Facile d’attribuer ça au contexte sanitaire et à nos vies monomaniaques avec le virus depuis deux ans, mais je suppose que le reste n’aide pas : la crise sociale, la campagne électorale encore une fois nauséabonde, les crispations des uns et des autres. Le cliché des conversations pénibles autour de la table du réveillon est un gag récurrent dans les memes sur Twitter et Instagram, mais il est souvent encore plus fort lors des années présidentielles. On va essayer de ne pas s’engueuler avec tout le monde à table, cette année. Non pas que je sois le plus véhément, d’ailleurs, mais il faut reconnaître que les sujets susceptibles de déraper ne manquent pas.

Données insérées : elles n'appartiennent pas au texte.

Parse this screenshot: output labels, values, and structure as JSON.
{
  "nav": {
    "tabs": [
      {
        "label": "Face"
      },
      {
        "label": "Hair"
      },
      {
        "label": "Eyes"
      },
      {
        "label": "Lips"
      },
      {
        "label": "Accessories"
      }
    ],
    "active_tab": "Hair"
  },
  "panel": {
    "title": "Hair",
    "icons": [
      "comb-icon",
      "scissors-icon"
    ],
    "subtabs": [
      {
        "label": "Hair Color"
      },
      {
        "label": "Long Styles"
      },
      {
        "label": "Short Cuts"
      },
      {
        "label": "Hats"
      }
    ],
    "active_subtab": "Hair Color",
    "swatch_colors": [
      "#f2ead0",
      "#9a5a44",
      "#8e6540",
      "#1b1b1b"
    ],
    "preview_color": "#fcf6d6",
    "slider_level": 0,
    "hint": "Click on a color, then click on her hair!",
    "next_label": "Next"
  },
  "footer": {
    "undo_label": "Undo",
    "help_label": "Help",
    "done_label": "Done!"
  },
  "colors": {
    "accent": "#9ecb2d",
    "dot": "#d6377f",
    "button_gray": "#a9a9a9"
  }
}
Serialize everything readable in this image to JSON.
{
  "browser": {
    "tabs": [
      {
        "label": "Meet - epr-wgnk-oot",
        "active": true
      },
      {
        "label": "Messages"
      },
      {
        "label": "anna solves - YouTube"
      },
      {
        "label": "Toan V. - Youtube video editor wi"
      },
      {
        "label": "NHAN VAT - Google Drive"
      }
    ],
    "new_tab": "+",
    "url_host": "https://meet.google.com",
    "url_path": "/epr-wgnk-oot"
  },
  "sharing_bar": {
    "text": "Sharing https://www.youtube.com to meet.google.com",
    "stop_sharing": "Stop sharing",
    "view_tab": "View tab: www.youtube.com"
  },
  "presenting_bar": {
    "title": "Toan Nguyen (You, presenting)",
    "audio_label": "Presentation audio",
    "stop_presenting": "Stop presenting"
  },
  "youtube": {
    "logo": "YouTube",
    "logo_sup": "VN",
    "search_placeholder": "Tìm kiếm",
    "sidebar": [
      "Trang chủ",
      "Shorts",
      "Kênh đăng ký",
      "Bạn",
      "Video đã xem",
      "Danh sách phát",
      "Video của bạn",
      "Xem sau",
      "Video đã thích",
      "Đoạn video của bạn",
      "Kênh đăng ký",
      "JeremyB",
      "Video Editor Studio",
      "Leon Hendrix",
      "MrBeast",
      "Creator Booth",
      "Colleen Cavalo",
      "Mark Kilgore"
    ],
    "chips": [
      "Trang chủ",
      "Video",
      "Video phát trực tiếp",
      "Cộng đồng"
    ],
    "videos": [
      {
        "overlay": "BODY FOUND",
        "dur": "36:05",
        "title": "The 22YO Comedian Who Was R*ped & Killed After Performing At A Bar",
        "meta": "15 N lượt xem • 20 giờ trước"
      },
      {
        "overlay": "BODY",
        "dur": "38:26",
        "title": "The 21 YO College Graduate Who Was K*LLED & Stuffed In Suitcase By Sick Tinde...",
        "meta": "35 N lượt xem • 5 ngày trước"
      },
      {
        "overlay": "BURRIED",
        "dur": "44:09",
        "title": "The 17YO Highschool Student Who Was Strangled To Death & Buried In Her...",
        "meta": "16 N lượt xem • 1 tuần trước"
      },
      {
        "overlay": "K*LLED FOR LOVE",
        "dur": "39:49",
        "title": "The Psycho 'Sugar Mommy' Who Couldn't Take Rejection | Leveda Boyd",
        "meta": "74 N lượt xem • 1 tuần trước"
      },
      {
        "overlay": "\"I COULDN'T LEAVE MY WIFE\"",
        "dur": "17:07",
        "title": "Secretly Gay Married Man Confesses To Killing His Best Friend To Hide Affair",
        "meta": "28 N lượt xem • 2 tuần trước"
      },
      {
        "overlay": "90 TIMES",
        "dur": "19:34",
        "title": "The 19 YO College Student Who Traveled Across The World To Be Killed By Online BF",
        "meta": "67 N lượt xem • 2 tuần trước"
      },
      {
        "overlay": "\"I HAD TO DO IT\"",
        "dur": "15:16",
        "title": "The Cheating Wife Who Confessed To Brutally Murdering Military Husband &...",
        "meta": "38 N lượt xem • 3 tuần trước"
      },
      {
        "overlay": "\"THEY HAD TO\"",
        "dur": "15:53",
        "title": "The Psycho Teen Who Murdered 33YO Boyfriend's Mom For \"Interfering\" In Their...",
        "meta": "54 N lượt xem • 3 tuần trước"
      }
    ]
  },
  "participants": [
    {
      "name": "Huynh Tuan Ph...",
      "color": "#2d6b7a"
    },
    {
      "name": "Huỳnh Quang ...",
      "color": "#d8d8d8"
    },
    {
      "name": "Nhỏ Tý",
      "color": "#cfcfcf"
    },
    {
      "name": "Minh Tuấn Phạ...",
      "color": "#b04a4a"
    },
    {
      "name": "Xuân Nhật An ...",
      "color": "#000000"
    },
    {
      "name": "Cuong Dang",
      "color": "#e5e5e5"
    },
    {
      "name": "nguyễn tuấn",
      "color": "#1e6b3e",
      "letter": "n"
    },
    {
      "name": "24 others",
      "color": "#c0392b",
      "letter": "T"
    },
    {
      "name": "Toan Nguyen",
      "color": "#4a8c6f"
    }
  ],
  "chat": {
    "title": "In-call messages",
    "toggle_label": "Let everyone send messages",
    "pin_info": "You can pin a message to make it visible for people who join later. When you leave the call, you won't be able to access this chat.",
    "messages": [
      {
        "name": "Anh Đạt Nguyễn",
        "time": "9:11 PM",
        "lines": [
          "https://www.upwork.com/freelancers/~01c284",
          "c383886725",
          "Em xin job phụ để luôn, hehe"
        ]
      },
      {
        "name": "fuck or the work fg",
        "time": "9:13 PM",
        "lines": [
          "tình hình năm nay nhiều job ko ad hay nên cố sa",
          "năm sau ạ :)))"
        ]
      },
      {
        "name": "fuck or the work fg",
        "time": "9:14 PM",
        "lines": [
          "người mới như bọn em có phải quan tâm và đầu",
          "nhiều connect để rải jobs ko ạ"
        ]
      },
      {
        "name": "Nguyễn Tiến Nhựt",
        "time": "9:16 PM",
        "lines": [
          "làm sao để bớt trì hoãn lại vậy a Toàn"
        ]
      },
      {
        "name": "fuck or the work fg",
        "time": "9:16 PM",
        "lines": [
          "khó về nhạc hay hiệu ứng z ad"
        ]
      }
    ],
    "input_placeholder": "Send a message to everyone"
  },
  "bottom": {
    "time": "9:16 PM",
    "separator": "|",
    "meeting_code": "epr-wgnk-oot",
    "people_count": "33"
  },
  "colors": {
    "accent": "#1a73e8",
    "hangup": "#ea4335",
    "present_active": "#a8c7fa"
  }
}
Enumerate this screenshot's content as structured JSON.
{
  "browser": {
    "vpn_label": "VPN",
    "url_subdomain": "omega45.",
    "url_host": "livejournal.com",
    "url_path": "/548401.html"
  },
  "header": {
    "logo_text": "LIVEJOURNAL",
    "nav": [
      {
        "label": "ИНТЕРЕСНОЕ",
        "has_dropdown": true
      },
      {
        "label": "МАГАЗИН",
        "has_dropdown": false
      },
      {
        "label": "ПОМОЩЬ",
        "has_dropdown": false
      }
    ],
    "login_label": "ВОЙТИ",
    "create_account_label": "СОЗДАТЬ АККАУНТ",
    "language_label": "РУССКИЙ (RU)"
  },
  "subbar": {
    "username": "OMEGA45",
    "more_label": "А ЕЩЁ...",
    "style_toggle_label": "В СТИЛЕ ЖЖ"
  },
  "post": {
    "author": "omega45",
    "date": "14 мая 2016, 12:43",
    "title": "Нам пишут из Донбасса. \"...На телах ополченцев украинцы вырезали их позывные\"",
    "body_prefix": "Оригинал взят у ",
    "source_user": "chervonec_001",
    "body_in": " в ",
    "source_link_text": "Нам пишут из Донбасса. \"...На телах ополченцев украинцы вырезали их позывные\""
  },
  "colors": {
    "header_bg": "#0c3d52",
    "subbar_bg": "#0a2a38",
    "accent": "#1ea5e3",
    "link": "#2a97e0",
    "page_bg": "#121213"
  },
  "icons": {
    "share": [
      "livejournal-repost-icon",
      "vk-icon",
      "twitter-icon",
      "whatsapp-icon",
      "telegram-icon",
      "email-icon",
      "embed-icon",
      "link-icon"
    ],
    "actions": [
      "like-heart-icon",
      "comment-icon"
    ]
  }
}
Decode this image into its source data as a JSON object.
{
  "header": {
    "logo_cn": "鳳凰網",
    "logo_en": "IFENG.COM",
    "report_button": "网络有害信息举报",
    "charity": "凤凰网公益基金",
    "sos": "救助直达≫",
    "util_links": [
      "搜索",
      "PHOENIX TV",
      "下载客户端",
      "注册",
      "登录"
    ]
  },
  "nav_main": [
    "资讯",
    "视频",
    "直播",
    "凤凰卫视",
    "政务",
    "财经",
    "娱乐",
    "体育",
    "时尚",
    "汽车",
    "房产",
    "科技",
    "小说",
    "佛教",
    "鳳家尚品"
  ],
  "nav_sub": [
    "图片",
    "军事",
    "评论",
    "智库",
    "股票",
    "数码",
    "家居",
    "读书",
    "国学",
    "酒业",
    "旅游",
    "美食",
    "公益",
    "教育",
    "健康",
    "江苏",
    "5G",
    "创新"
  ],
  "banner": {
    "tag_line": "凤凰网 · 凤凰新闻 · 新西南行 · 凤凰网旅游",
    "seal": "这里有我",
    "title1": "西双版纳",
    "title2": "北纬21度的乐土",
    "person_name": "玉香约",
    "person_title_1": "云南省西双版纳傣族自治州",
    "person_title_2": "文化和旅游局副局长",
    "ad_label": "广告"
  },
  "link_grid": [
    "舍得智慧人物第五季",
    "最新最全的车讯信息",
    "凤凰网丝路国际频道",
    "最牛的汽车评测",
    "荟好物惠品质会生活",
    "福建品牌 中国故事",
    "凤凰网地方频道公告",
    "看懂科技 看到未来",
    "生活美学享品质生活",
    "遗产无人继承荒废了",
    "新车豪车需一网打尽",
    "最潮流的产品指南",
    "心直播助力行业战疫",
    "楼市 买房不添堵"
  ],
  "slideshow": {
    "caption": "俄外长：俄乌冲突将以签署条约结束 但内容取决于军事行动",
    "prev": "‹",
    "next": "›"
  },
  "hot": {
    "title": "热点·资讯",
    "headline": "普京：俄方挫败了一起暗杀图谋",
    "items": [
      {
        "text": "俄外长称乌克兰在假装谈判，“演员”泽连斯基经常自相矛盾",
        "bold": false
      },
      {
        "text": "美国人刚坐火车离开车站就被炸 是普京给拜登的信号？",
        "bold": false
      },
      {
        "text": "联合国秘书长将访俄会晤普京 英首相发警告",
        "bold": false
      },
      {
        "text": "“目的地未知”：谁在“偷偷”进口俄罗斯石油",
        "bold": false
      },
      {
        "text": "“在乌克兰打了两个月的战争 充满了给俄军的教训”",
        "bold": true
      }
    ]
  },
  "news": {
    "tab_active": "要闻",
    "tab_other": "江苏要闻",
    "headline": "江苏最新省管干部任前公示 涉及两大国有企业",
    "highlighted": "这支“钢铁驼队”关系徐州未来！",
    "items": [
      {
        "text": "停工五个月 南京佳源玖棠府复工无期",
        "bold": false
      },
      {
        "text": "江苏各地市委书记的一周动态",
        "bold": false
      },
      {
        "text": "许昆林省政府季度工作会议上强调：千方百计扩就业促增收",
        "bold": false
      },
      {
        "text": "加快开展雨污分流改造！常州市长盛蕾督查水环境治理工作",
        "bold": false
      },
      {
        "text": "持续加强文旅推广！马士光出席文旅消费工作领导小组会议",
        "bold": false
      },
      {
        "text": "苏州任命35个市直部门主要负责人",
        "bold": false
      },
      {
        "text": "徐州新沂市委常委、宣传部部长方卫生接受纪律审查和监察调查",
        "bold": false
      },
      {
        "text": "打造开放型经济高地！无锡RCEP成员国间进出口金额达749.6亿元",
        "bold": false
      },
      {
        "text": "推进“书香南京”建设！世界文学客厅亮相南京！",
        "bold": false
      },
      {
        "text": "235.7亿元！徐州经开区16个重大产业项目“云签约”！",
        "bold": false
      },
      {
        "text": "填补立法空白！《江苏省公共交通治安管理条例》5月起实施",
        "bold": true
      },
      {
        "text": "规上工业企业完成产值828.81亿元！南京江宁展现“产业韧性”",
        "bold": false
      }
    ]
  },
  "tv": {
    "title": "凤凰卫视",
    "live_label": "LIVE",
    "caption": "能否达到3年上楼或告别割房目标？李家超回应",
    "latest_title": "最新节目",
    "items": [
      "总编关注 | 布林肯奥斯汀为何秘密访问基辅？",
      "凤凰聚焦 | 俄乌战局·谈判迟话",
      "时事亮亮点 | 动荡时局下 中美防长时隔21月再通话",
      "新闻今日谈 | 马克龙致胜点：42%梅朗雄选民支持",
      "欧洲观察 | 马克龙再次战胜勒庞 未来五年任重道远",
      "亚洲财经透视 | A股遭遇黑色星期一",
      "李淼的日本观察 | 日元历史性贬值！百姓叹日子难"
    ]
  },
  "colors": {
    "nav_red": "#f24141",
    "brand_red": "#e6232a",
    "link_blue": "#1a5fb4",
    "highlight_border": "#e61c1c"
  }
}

Alors cette année, on s’efforcera de ne pas être trop triste, de passer un bon moment, sans s’énerver quand on entendra une énorme connerie sur les vaccins ou sur les candidats qui n’ont que des idées fascistes pour boussole électorale. Et puis on pensera peut-être un peu plus, maintenant qu’ils ne sont pas qu’une vague abstraction de mec entre deux âges précaire dans un foyer pour sans-abris, mais peut-être un pote ou une collègue qui réveillonnera seul(e) devant sa tablette avec ses parents sur Zoom, à ceux qui sont seuls. Et à la chance qu’on a, bon an mal an, non seulement de ne pas être malade, de ne pas se sentir dangereux pour son entourage ; mais aussi de pouvoir compter sur ses proches et sa famille, toute dysfonctionnelle soit-elle, dans ces instants où la « norme » des fêtes pèse si fort sur nous, et de ne pas avoir besoin de se créer un cocon alternatif de sécurité affective, émotionnelle et matérielle, pour passer une nouvelle fois ce cap de l’inévitable esprit mi-mélancolique mi-joyeux-mais-forcé de la fin d’année.